En aquel momento, una ráfaga de brisa extendió el pabellón desconocido. Ayrton tomó el anteojo que le dejó el marino, lo llevó a sus ojos y con voz sorda exclamó: —¡El pabellón negro!
En efecto, un trapo oscuro se desarrollaba en la cangreja del brick y mostraba que podía tenerse al buque por sospechoso.
¿Tenía, pues, razón el ingeniero en sus presentimientos? ¿Era un buque de piratas? ¿Recorría los mares bajos del Pacífico en competencia con los praos malayos que los infestan todavía? ¿Qué iba a buscar en las playas de la isla Lincoln? ¿La tomaba como una tierra desconocida e ignorada a propósito para ocultar los cargamentos robados? ¿Iba a pedir a sus costas un puerto de refugio para los meses de invierno? ¿La honrada posesión de los colonos estaba destinada a transformarse en un asilo infame, una especie de capital de la piratería del Pacífico?
Todas estas ideas se presentaban instintivamente al ánimo de los colonos. Por lo demás, no había ninguna duda acerca de la significación que se debía dar al color del pabellón enarbolado; era, indudablemente, el de los piratas; era el que hubiese llevado el
Duncan,
si los presidiarios hubiesen logrado realizar sus criminales proyectos. No perdieron tiempo discutiendo.

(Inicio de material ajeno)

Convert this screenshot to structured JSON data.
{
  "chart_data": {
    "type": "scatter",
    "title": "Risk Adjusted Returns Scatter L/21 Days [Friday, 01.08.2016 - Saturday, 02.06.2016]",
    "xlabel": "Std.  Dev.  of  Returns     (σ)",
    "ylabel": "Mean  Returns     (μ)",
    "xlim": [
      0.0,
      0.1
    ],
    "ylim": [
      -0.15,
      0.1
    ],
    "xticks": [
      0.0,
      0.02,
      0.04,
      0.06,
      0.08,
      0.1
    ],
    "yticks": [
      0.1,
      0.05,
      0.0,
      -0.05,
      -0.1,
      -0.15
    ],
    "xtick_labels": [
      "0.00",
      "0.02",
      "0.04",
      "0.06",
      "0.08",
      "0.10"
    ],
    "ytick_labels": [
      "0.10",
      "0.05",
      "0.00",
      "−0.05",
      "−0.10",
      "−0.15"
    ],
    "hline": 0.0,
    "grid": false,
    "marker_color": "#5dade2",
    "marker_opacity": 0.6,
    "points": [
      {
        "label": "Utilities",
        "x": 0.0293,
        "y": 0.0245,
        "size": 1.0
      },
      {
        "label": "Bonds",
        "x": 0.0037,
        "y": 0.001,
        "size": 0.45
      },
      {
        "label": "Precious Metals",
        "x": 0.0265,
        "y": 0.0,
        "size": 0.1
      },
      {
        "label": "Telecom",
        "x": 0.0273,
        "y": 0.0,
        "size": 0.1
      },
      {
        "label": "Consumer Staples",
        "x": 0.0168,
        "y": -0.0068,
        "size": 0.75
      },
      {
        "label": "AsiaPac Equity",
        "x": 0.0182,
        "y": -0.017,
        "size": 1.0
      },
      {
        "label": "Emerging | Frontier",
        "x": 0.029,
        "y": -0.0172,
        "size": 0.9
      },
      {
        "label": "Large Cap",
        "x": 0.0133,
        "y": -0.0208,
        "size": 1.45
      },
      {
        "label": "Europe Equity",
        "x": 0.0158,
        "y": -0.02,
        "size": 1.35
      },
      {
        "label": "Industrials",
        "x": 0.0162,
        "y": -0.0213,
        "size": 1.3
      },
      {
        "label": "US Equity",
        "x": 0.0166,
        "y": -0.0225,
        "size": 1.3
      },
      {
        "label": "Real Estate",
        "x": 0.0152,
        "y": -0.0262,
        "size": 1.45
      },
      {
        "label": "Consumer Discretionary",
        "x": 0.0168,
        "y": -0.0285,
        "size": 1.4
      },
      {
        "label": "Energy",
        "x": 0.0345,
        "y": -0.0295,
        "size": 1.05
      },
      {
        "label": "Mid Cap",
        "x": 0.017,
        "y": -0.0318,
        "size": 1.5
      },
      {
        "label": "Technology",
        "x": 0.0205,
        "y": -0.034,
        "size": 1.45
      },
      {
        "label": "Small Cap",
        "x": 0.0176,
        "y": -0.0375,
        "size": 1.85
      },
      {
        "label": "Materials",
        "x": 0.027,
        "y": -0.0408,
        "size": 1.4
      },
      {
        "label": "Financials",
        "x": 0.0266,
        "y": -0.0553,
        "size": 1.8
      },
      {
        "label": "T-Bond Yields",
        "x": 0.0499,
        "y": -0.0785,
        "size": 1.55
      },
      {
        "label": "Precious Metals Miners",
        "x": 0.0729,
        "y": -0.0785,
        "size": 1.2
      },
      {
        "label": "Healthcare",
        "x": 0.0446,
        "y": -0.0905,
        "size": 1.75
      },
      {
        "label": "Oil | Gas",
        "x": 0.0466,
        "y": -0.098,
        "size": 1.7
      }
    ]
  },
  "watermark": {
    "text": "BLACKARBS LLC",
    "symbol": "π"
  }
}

—Amigos míos —dijo Ciro Smith —, quizá ese buque no quiere más que observar el litoral de la isla; quizá su tripulación no desembarque. Esta es una probabilidad que tenemos en favor nuestro. De todos modos, debemos hacer todo lo posible para ocultar nuestra presencia en la isla.
El molino establecido en la meseta de la Gran Vista se distingue desde lejos muy fácilmente. Ayrton y Nab irán en seguida a quitar las aspas.
Disimularemos igualmente con un ramaje más espeso las ventanas del Palacio de granito y se apagará el fuego en todas partes para que nada anuncie la presencia del hombre en esta isla.
—¿Y nuestra embarcación? —dijo Harbert.
—¡Oh! —dijo Pencroff—, está bien abrigada en el puerto del Globo y desafío a esa canalla a que la encuentre.
Las órdenes del ingeniero fueron ejecutadas inmediatamente. Nab y Ayrton subieron a la meseta y adoptaron las medidas necesarias para ocultar todo indicio de habitación. Mientras se ocupaban en esta tarea, sus compañeros fueron a los linderos del bosque del Jacamar y volvieron con gran cantidad de ramas y bejucos, que debían, a cierta distancia, figurar un ramaje natural y velar bastante bien las aberturas del muro granítico. Al mismo tiempo se dispusieron las municiones y las armas para poder utilizarlas en el primer instante, en caso de una agresión repentina.
Cuando estuvieron tomadas estas precauciones, dijo Ciro Smith con voz conmovida:
—Amigos míos, si esos miserables quieren apoderarse de la isla Lincoln, la defenderemos, ¿no es verdad?
—Sí, Ciro —contestó el periodista—, y, si es preciso, moriremos todos por defenderla.
El ingeniero tendió la mano a sus compañeros, que la estrecharon con efusión. Sólo Ayrton permaneció en su rincón sin unirse a los colonos.
Tal vez, como antiguo presidiario, se sentía indigno de unirse a ellos.
Ciro Smith comprendió lo que pasaba en el ánimo de Ayrton y dirigiéndose a él le preguntó:
—¿Y qué hará usted, amigo mío?
—Mi deber —contestó Ayrton.
Después se acercó a la ventana, mirando a través del follaje_
Eran las siete y media. Hacía veinte minutos que el sol había desaparecido detrás del Palacio de granito, y, por consecuencia, el horizonte del este se iba oscureciendo poco a poco. Entretanto el brick avanzaba hacia la bahía de la Unión. Ya no estaba más que a ocho millas y precisamente enfrente de la meseta de la Gran Vista, porque después de haber virado a la altura del cabo de la Garra, había subido bastante hacia el norte, ayudado por la corriente del flujo. Podía decirse ya que a aquella distancia había entrado en la vasta bahía, porque una línea recta tirada desde el cabo de la Garra al cabo Mandíbula habría quedado al oeste del buque, sobre su costado de estribor.